The above two quotes have something in common. What could it be?
(…and as a side note to the curious, here is Ajahn Brahmali’s translation…)
pli-tv-kd6:34.7.3: She then sat down next to a pot of rice and a pot of curry and served a meal to the fourfold army. The food was not exhausted until she got up.
They both contain almost all the letters of their respective alphabets? The fox is usually brown to give you b, w, and n. But I guess the original doesn’t give you s either.
This is a common mistake that people make when looking at the alphabet. The letters above are what is known as digraphs. Just like people decided to use an underdot to make the retroflex letters, they decided to use the letter h to indicate the aspirates. If you look at any Indic alphabet (as far as I know) the aspirated letters are completely, more or less, distinct from non-aspirated.

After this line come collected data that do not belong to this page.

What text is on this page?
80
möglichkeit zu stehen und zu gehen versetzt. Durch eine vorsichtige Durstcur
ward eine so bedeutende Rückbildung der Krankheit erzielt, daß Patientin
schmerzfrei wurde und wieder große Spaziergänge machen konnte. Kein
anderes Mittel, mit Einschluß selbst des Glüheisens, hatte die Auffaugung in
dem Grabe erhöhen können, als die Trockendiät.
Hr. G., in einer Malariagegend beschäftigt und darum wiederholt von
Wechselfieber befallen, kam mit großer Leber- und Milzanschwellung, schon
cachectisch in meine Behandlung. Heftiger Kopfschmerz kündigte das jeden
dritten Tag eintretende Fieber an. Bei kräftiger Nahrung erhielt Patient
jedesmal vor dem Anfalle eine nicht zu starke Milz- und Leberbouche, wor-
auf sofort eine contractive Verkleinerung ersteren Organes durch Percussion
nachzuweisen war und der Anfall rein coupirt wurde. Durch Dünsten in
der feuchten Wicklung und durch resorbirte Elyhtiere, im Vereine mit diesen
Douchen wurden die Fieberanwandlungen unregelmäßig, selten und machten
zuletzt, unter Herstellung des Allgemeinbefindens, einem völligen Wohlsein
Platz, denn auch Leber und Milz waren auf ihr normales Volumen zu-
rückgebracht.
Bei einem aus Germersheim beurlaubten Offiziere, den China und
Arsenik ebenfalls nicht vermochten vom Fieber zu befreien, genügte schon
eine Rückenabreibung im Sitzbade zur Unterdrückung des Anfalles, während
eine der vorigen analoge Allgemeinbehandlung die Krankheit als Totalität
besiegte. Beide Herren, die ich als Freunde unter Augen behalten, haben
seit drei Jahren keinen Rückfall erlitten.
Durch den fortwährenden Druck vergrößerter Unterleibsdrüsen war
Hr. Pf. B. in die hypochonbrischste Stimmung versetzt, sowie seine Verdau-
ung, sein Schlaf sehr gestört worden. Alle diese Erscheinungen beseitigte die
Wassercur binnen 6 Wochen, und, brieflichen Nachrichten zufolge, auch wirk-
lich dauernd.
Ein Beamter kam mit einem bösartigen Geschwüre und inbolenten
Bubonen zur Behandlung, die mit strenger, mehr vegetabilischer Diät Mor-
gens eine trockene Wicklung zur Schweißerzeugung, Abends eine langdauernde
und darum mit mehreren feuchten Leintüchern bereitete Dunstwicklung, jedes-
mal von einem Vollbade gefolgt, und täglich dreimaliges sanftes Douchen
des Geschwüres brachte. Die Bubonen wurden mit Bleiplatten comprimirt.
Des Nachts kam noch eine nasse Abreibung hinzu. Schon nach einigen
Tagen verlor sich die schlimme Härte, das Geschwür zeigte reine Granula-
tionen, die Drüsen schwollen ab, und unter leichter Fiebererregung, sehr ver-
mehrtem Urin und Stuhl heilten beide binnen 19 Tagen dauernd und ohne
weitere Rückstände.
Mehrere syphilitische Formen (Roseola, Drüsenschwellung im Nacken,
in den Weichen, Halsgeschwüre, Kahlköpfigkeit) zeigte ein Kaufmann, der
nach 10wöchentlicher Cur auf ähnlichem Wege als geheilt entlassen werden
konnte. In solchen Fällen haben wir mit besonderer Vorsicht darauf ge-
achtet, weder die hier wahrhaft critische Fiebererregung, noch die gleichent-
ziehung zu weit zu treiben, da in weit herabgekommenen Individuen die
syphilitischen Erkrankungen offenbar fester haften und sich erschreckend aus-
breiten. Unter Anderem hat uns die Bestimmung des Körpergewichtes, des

So “gh” is considered a single letter as opposed to “th” which in English is considered two letters?
Well, if we use “Unicode code points” instead of alphabet, then perhaps we can agree on completeness. I’m writing a program based on this and rely on code points rather than an actual alphabet.
Exactly. Just take a look at a Pali alphabet chart (see my edit above) Although if you want to get really technical it’s an abugida
Mmmmm… no. I mean, I guess you can set any parameters you like. But it would be more interesting to try and find an actual segment that fits your original rule.
Sorry. I meant that you were trying to pull a fast one and change the parameters. I made an edit to try and make that more clear. I’m serious but joking.
Well, I want to feed Pali text to an AI so that I can compress Voice MP3 files. I just need the Pali characters used so that I can send them to the AI. For this purpose, “dh” can be treated as “d” followed by “h” since the AI considers adjacent letters.
“Evam me suttam” corresponds to a 15091 byte MP3 file, which is about 1000 times too large.